Studio Theatre's MARCUS

Marcus; Or the Secret of Sweet is the third play in the Brother/Sister plays, a trilogy by Tarell Alvin McCraney. Marcus is about a 16-year-old boy struggling with his sexual identity, growing up without a father, and with a closed-lipped mother. Like the other Brother/Sister plays (In the Red and Brown Water and The Brothers Size), Marcus is written with a mix of colloquialisms, poetic imagery, and archetypal characters. McCraney juxtaposes realistic dialogue with a theatrical / storytelling awareness. One way this latter element manifests is through spoken stage directions: “Shaunta lyun enters, calling for her friend.” All this is what gives McCraney his unique voice, but it is also what makes his work difficult to direct. Like Pinter, McCraney’s plays require a director with the right touch in order for them to soar, a right touch that I’m not so sure I can adequately describe.

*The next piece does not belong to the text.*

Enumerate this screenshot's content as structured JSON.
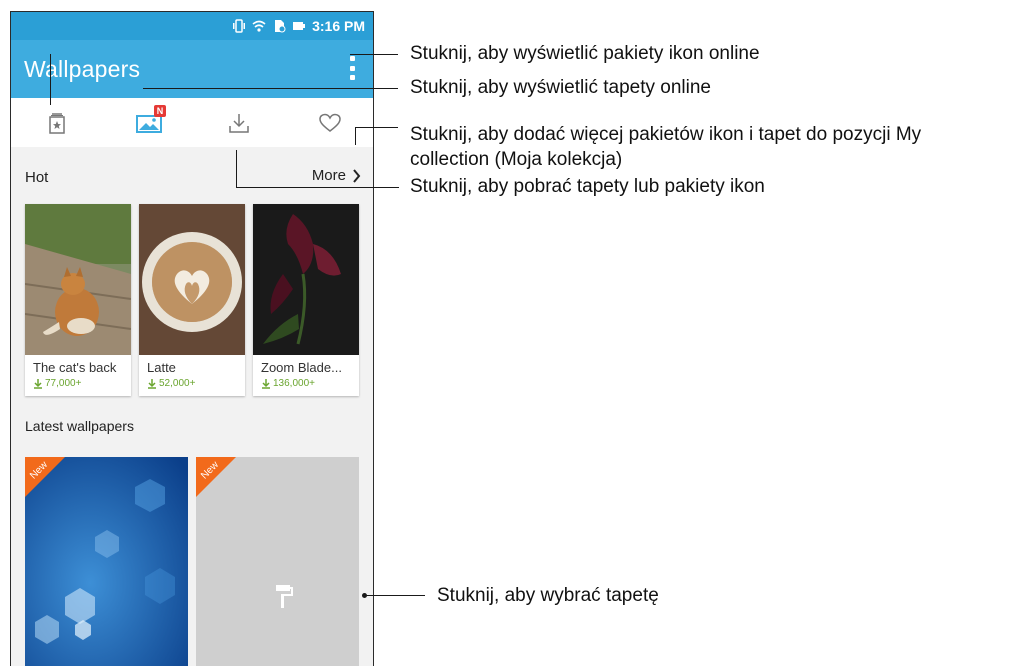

How does an actor deliver the spoken stage directions, with an objective, still in character, all the while showing that there is something different about them? How much time is needed before and after them? Does the movement happen separately from the spoken stage direction, at the same time, or does it depend on the moment? How do you deliver the stage directions as part of the rhythm of the play, rather than a halting of it?

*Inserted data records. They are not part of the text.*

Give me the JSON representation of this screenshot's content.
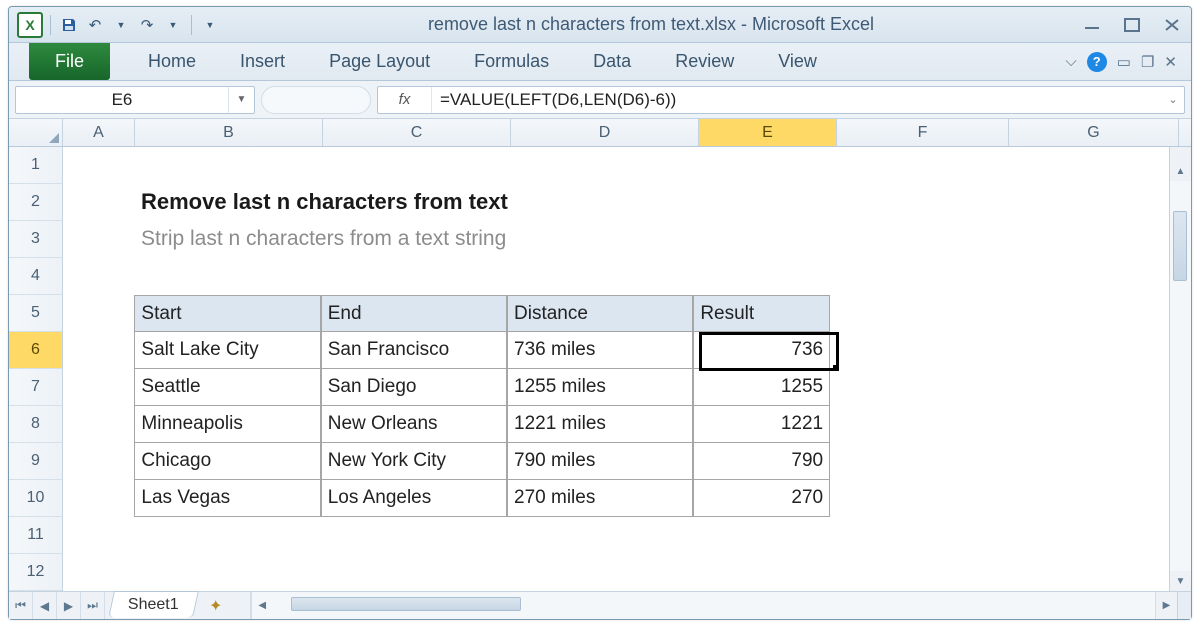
{
  "titlebar": {
    "doc_title": "remove last n characters from text.xlsx  -  Microsoft Excel",
    "excel_letter": "X"
  },
  "ribbon": {
    "file": "File",
    "tabs": [
      "Home",
      "Insert",
      "Page Layout",
      "Formulas",
      "Data",
      "Review",
      "View"
    ]
  },
  "namebox": "E6",
  "fx_label": "fx",
  "formula": "=VALUE(LEFT(D6,LEN(D6)-6))",
  "columns": [
    "A",
    "B",
    "C",
    "D",
    "E",
    "F",
    "G"
  ],
  "rows_count": 12,
  "active": {
    "col": "E",
    "row": 6
  },
  "content": {
    "title": "Remove last n characters from text",
    "subtitle": "Strip last n characters from a text string"
  },
  "table": {
    "headers": [
      "Start",
      "End",
      "Distance",
      "Result"
    ],
    "rows": [
      {
        "start": "Salt Lake City",
        "end": "San Francisco",
        "distance": "736 miles",
        "result": "736"
      },
      {
        "start": "Seattle",
        "end": "San Diego",
        "distance": "1255 miles",
        "result": "1255"
      },
      {
        "start": "Minneapolis",
        "end": "New Orleans",
        "distance": "1221 miles",
        "result": "1221"
      },
      {
        "start": "Chicago",
        "end": "New York City",
        "distance": "790 miles",
        "result": "790"
      },
      {
        "start": "Las Vegas",
        "end": "Los Angeles",
        "distance": "270 miles",
        "result": "270"
      }
    ]
  },
  "sheet_tab": "Sheet1"
}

It’s an element that was successfully explored by the director and cast of the previous McCraney play at Studio, In the Red and Brown Water. Here in Marcus, under the direction of Timothy Douglas, this element falls flat. The great majority of them seem to be delivered in the exact same way. The actor says the normal line, pauses, turns his or her head to the audience, says the stage direction, turns his or her head back, pauses, and continues. The way Douglas has his actors treat these stage directions prevents the play from gaining momentum.

The actors are talented enough to keep the production from failing. It is at times moving, funny, beautiful, dynamic. There is no doubt in my mind that McCraney is one of the next Important American Playwrights. You can feel that in this production, even if it never finds the full potential of the text.